José Luis Rúa. El interesante y atractivo mundo de la pintura, ha sido y es uno de puntales culturales de la ciudad fronteriza. Tanto para los nativos como para los visitantes, sentirse atraídos por una exposición en alguna de las salas de la ciudad es algo normal.
Galería Passage o la Casa Grande, incluso alguna de las cafeterías, suelen ofrecer exposiciones de manera continuada, pudiendo uno recrearse en los diversos estilos, técnicas o formatos. Nombres de prestigio o pinceles jóvenes se muestran con la ilusión de la primera vez.
Y en estas fechas de buen tiempo, donde la luz de Sorolla inspira a muchos de los autores ayamontinos, o cuando esta estación primaveral repleta de mil colores, busca cobijo en los lienzos que se muestran en blanco tanto en estudios como en plena naturaleza.
Es cuando nos dejamos llevar por anuncios o chivatazos, para poder disfrutar del horneado de trabajos que en pocas fechas colgaran de alguna exposición individual o colectiva, en nuestra ciudad o en cualquier otra, para venderse o sencillamente para hacer una obra de caridad a beneficio de alguien o a favor tan solo del espectador, esa opinión que muchas veces determina futuras composiciones.
Y así es como atraído por una invitación silenciosa, nos enteramos de las gestiones del próximo “Paseo por el Arte”, de las inquietudes de los talleres de pintura, de próximas exposiciones o de una reunión para captar la belleza de los rincones naturales de Ayamonte.
Componentes del taller “ El rellano”, del Ateneo Ayamontino y pinceles de un enorme prestigio se han reunido en una huerta desconocida para la inmensa mayoría de los mortales y han trasladado al lienzo a ritmo de atardecer, lo mejor que la naturaleza ofrece en semejante territorio. Los pinceles de Ángel Guerrero, de los ateneístas, Manolo Rodríguez, Rosa Cabalga, Rosa Gómez o Mari Carmen Arroyo y del taller “El rellano”, Fátima Concepción o Emilia Rasco.
Una huerta que mantiene vestigios de no se sabe cuántos siglos atrás. Que sus propietarios han respetado, como no queriendo herir la historia y dejar que futuras generaciones algún día puedan apreciarlo.
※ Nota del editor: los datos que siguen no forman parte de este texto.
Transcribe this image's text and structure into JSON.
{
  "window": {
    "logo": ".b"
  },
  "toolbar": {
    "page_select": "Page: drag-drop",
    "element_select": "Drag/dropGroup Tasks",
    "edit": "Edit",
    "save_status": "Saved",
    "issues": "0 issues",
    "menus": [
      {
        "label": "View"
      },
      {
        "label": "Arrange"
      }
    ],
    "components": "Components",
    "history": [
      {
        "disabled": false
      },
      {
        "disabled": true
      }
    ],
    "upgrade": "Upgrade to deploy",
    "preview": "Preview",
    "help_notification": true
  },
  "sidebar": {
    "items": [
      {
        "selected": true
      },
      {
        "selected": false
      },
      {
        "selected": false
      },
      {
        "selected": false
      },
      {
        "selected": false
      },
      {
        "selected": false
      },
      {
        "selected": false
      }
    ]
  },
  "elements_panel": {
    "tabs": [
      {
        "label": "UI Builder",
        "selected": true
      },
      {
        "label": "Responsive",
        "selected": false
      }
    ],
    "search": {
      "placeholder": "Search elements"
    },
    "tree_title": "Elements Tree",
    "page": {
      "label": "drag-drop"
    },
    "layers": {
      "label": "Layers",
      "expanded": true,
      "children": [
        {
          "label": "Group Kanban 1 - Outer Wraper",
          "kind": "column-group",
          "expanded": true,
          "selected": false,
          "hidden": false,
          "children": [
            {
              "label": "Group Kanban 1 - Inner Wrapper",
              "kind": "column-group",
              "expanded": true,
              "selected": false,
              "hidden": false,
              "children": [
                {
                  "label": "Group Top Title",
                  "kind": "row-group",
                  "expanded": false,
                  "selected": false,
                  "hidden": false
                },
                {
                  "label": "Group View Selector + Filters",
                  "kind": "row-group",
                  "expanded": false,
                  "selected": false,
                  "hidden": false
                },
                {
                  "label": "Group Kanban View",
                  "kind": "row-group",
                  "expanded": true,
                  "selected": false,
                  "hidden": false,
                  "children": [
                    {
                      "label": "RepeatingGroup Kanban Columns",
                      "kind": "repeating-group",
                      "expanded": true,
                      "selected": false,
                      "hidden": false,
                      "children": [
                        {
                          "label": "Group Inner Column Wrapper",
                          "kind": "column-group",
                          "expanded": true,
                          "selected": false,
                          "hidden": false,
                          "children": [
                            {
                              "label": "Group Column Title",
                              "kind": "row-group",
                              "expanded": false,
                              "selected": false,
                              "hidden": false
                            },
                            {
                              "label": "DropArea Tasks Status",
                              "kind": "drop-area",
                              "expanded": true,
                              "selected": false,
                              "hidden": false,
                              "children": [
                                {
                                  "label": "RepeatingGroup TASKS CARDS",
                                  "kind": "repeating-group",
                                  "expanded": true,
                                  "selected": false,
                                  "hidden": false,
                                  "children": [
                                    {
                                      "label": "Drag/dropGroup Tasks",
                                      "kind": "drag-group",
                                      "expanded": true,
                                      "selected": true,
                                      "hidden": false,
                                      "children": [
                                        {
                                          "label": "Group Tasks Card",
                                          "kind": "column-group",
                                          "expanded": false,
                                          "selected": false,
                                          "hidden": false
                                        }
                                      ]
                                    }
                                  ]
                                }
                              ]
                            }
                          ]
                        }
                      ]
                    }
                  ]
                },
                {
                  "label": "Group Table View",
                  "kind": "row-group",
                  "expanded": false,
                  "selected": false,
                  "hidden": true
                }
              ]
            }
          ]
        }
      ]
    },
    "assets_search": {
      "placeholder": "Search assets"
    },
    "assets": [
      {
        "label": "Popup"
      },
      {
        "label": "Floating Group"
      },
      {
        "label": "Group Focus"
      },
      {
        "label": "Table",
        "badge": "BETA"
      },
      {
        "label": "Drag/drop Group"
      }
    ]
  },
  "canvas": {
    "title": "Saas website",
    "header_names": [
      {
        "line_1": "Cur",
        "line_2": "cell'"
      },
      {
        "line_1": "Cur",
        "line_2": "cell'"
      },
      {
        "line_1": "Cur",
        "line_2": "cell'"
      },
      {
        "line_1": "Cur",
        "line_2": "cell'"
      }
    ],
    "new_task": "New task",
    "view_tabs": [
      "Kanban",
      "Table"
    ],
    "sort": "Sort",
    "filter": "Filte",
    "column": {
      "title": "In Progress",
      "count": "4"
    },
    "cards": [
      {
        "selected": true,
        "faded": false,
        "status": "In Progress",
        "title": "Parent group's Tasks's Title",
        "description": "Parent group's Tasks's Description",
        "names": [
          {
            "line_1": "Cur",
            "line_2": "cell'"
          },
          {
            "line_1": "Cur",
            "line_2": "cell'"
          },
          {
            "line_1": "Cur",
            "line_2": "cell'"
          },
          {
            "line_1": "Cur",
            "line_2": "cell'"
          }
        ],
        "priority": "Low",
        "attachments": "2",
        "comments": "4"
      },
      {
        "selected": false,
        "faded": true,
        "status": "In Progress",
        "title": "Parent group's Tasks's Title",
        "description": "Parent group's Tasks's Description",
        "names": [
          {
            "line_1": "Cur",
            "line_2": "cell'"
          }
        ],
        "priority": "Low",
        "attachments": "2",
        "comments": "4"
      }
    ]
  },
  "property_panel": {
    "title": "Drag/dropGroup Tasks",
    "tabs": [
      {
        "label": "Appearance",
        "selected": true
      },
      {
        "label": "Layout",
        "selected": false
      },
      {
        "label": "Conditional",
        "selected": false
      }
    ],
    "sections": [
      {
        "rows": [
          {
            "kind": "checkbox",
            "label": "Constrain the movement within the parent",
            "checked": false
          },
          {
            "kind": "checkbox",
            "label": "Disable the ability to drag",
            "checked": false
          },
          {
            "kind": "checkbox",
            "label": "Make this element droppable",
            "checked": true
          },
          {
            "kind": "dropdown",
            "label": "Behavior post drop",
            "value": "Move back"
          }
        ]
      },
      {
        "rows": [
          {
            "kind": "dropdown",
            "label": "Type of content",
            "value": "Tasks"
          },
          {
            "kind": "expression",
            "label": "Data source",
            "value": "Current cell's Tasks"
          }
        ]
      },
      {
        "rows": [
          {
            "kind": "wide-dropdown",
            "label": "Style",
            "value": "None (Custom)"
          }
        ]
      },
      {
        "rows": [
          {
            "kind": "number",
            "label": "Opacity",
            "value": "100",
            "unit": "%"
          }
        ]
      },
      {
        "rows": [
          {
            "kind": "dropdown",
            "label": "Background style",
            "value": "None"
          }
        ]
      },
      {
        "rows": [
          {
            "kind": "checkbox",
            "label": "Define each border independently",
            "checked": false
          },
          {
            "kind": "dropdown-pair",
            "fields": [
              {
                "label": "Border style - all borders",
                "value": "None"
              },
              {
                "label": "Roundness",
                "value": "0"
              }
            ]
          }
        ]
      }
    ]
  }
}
Que cerrando los ojos, uno se siente transportado en el tiempo, con esos sonidos del agua, los frutales rompiéndose por el peso de su fecundidad, los aromas tan variados por tanta presencia de plantas, los claroscuros del atardecer y el paso del tiempo definido en las construcciones que envejecen como todo ser vivo.
Una experiencia que se repite cada vez que los pintores convierten el campo en estudio improvisado, cada vez que la libertad de ese estudio se transforma en obras sobre lienzos que luego colgaran de las más diversas paredes. El arte de la ciudad de la luz robada por instantes con la mejor de las intenciones. Magnifica manera de perderse del tiempo en el que vivimos y de esconderse de todo aquello que no nos gusta para provocar una expresión de admiración.